Position Summary:
Under direct supervision of the Revenue Cycle Supervisor, this position is responsible for assuring timely collection of accounts receivable, monitoring account activity and providing adequate follow up to ensure maximum reimbursement is received for physician billing. The ideal candidate would have a strong understanding of medical claims billing.
Research and resolve claims denials using the appropriate resources
Check that pre-bill claims are passing internal edits in a timely fashion
Monitor that all denied claims are corrected or appealed
Collaborate with other teams within the business office
Provide appropriate feedback to management.
Qualifications:
High School Diploma or general education degree (GED)
2 – 4 years of physician office billing and denial management experience required
Basic Understanding of ICD10, CPT HCPCS
Ability to read and interpret explanation of benefits (EOBs)
Knowledge of Medical Assistance, Medicare Part B and commercial insurance products
Familiar with CMS 1500
Basic understanding of medical terminology and anatomy.

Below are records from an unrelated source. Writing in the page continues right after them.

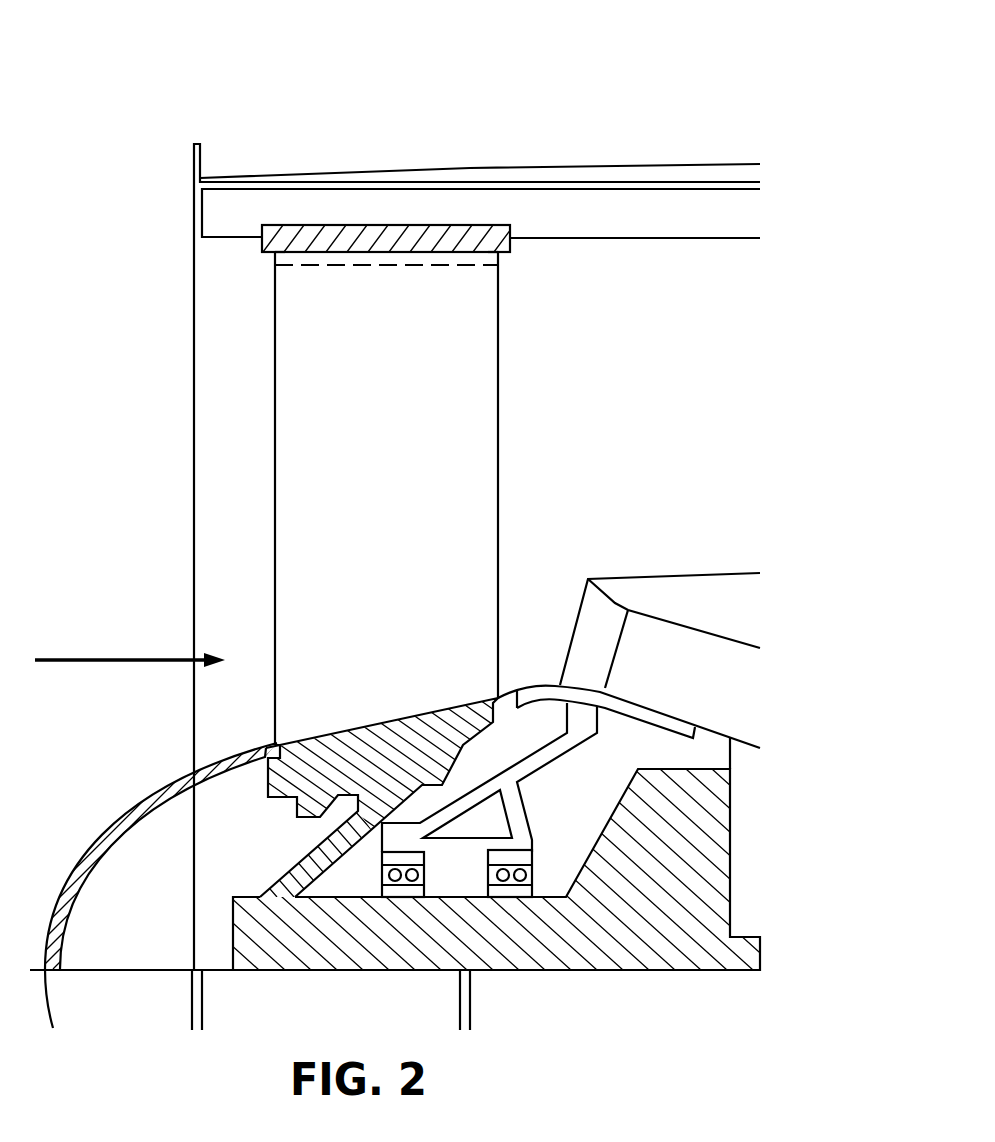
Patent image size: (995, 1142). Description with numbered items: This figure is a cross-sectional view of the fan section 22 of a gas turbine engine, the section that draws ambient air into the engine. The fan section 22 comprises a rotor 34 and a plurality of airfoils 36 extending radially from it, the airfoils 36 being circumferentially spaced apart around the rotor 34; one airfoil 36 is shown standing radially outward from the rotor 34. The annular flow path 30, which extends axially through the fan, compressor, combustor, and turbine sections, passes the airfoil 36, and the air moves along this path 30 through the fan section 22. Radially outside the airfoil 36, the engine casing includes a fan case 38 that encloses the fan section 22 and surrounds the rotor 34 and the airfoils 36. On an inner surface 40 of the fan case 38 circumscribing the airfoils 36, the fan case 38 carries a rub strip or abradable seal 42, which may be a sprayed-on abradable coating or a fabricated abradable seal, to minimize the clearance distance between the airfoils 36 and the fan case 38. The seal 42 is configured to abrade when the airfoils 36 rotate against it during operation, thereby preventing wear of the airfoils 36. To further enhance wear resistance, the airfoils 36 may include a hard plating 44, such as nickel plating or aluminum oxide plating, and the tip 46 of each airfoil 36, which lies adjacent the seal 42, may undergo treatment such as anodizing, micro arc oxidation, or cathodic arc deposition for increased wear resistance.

The fan section 22 is at (622, 143).
The annular flow path 30 is at (137, 660).
The rotor 34 is at (233, 932).
The airfoil 36 is at (406, 481).
The fan case 38 is at (248, 208).
The inner surface 40 is at (232, 245).
The abradable seal 42 is at (376, 237).
The hard plating 44 is at (283, 258).
The tip 46 is at (498, 258).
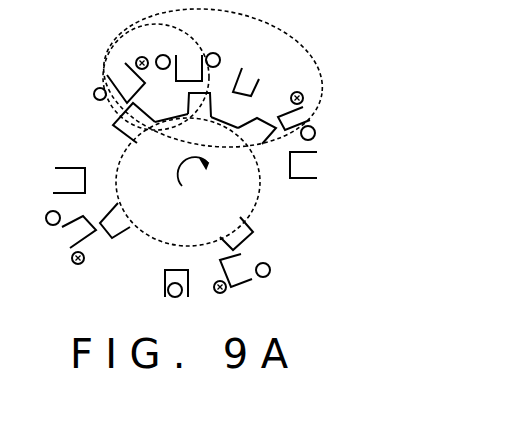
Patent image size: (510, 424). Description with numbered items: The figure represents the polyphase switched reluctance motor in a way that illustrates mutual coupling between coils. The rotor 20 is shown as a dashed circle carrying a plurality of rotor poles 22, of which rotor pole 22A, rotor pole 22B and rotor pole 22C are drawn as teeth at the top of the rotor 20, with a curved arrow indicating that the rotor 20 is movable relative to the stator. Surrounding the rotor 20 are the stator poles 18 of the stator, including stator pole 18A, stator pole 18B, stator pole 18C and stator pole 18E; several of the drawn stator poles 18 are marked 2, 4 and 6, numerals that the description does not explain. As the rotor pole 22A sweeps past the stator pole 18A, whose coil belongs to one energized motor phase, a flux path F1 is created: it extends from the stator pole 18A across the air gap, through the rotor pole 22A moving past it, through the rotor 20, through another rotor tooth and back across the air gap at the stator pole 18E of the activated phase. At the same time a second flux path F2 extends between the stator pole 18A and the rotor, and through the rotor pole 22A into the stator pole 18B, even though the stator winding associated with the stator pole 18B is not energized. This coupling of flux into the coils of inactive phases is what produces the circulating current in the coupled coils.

The finger position 2 is at (303, 165).
The finger position 4 is at (153, 50).
The finger position 6 is at (69, 180).
The stator poles 18 is at (183, 220).
The stator pole 18A is at (132, 68).
The stator pole 18B is at (204, 78).
The stator pole 18C is at (266, 80).
The stator pole 18E is at (296, 128).
The rotor 20 is at (249, 206).
The rotor poles 22 is at (130, 236).
The rotor pole 22A is at (118, 126).
The rotor pole 22B is at (189, 101).
The rotor pole 22C is at (255, 116).
The flux path F1 is at (312, 78).
The second flux path F2 is at (210, 45).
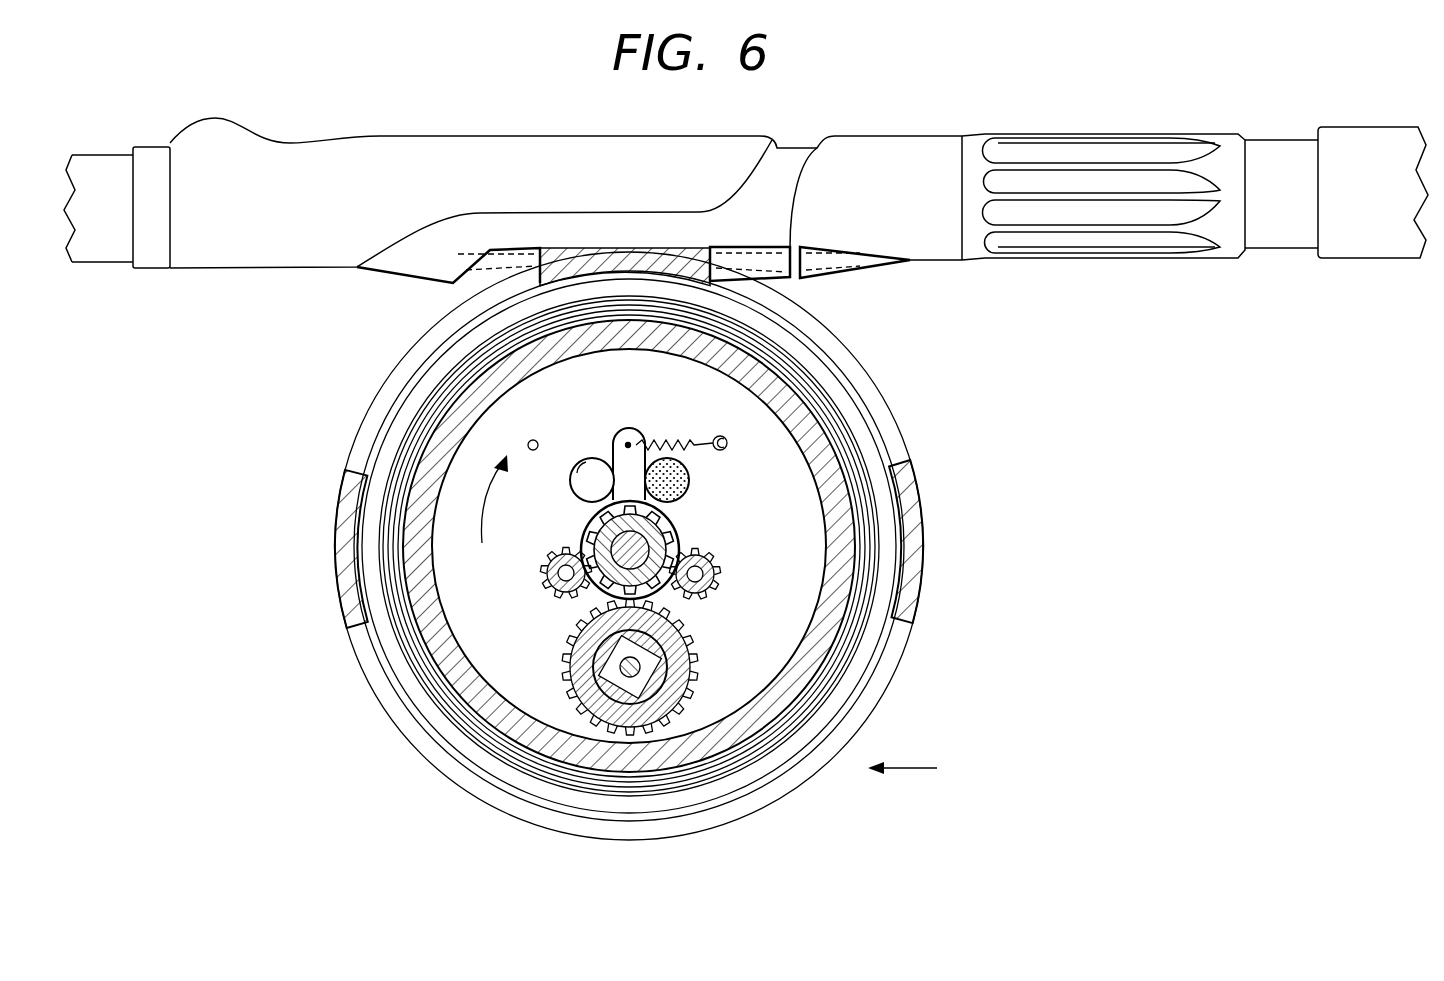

Athena experience strongly preferred
Excellent communication skills both written and verbal
Must be a self-starter that is detail oriented and capable of multi-tasking
Requires comprehensive knowledge of computer skills including Microsoft Office Suite
Comfortable in a fast-paced working environment of a growing practice
Key Responsibilities:
Performing collection activities, such as status calls to ensure timely reimbursement, appeals and account review.
Ensuring appropriate information is submitted to insurance companies in order to expedite payment.
Take appropriate follow up actions on accounts to ensure claims are paid on the first follow-up call or appeal.
Determine that appropriate information is submitted to insurance companies in order to expedite payment.
Following up on assigned cases from within the organization
Reviewing pre-bill claim holds to verify that the claim goes out clean the first time
Composing appeals to insurance carriers for denied claims
Handle incoming calls for information request from insurance companies within 24 hours.
Assisting Financial Counselors when patients have questions regarding claims
Corrects accounts that are billed to incorrect insurance companies.
Ensures authorizations are attached to claims
Comply with quantity and quality expectations as provided by management
Communicating with the lead, supervisor and team to advise of trends, issues discovered
All other duties as assigned
What we offer:
Full time opportunities available, with room for career growth and advancement.
Excellent job security and stability, to promote an optimal work life balance.
Be part of this dynamic and growing high level Business Office team!
Monday - Friday 7:30am - 5:00pm
Orthopaedic Solutions Management is a Drug Free Workplace
We are committed to maintaining a safe, healthy, and productive work environment. As part of this commitment, we operate as a drug-free workplace. All candidates will be required to undergo pre-employment drug screening and/or be subject to random drug testing in accordance with applicable laws and company policy.